From a market perspective, the potential is gigantic. The global market for microbiome therapeutics is expected to increase from $164.8 million in 2022 to $1.5 billion by 2027, at a compound annual growth rate (CAGR) of 54.8% from 2022 to 2027 [146]. Concurrently, the global nutritional supplements market size was USD 485.62 billion in 2024 and is projected to reach USD 704.28 billion by 2030, at a CAGR of 6.42% from 2025 to 2030 [147]. The combination of breakthrough microbiome science and supplement boom puts gut health in one of the most promising and fastest-growing segments in healthcare. With increasing interest in digestive health, increased prevalence of lifestyle-driven gut disease, and continued investment in microbiome science, gut-restoring therapies are likely to become a cornerstone of precision nutrition and preventive medicine.

7. Conclusions

The human gut microbiome is not a passive bystander but an active architect of nutritional health. Its intricate web of metabolic interactions determines whether the nutrients we consume are released, transformed, and absorbed or diverted into harmful byproducts that fuel disease. Dysbiosis is a breakdown in this symbiosis, converting the gut from a gateway of nourishment to a gatekeeper of malabsorption, systemic inflammation, and chronic disease.
By integrating evidence from across microbial taxa, nutrient pathways, and disease outcomes, this paper shows how ecological disbalances manifest as nutritional deficiencies and metabolic disorders. The intersection of mechanistic insights with new estimation tools highlights a key reality: gut health must be measured not only by diversity counts but by functional capacity and metabolic output. The microbiome science with personalized nutrition and therapeutics is a revolutionary opportunity. Engineered probiotics, precision prebiotics, and AI-targeted dietary interventions can potentially reclaim lost microbial activities and tailor nutrient supplementation to individual needs. In doing so, the therapeutic approach to dysbiosis is no longer one of simple microbial imbalance correction—it is one of transforming nutrition itself into a dialogue between host and microbiome, one that is potentially a key to reducing global malnutrition, preventing chronic disease, and advancing the frontier of precision medicine.

Author Contributions

Conceptualization, A.H.S. and A.R.; investigation, A.H.S. and A.R.; writing—original draft preparation, A.H.S.; writing—review and editing, A.R.; visualization, A.H.S.; supervision, A.R. All authors have read and agreed to the published version of the manuscript.

Funding

This research received no external funding.

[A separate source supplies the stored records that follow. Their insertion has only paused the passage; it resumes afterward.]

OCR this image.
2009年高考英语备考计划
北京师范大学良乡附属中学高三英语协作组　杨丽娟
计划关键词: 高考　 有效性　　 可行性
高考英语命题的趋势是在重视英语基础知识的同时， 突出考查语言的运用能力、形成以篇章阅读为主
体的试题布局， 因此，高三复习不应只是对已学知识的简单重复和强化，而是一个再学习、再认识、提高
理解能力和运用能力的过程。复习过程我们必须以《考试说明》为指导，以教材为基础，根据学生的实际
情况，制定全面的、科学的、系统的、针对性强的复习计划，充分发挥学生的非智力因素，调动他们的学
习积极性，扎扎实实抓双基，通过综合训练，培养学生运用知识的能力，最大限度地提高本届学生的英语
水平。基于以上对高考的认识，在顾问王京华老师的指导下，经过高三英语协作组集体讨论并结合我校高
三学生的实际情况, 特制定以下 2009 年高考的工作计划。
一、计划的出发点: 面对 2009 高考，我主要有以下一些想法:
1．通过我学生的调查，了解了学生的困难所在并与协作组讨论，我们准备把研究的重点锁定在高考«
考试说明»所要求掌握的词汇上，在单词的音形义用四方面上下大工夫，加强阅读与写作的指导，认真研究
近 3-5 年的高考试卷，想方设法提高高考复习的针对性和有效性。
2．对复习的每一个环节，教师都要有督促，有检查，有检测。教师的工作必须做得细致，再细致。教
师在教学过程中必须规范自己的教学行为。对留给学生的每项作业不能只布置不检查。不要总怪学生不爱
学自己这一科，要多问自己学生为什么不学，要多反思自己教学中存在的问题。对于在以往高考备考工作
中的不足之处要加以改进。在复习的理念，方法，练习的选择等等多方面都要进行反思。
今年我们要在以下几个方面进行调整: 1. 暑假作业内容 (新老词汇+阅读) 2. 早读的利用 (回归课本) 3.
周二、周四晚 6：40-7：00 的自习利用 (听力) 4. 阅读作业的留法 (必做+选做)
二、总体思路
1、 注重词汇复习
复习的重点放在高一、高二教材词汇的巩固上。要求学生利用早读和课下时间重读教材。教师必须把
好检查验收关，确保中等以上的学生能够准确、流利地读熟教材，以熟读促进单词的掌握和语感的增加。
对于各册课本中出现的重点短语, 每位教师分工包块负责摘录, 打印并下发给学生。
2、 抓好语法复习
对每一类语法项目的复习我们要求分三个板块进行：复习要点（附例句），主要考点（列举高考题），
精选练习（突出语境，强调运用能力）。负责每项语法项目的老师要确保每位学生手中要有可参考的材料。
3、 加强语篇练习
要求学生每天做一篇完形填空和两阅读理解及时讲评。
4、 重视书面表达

Institutional Review Board Statement

Not applicable.

Informed Consent Statement

Not applicable.

Data Availability Statement

No new data were created or analyzed in this study. Data sharing is not applicable to this article.

Conflicts of Interest

Author Anna H. Sandhu was employed by the company Research and Development, SFG Biome, Inc.; Author Arun Radhakrishnan was employed by the company Research and Development, Sandhus Products, Inc. Furthermore, authors declare that the research was conducted in the absence of any commercial or financial relationships that could be construed as a potential conflict of interest.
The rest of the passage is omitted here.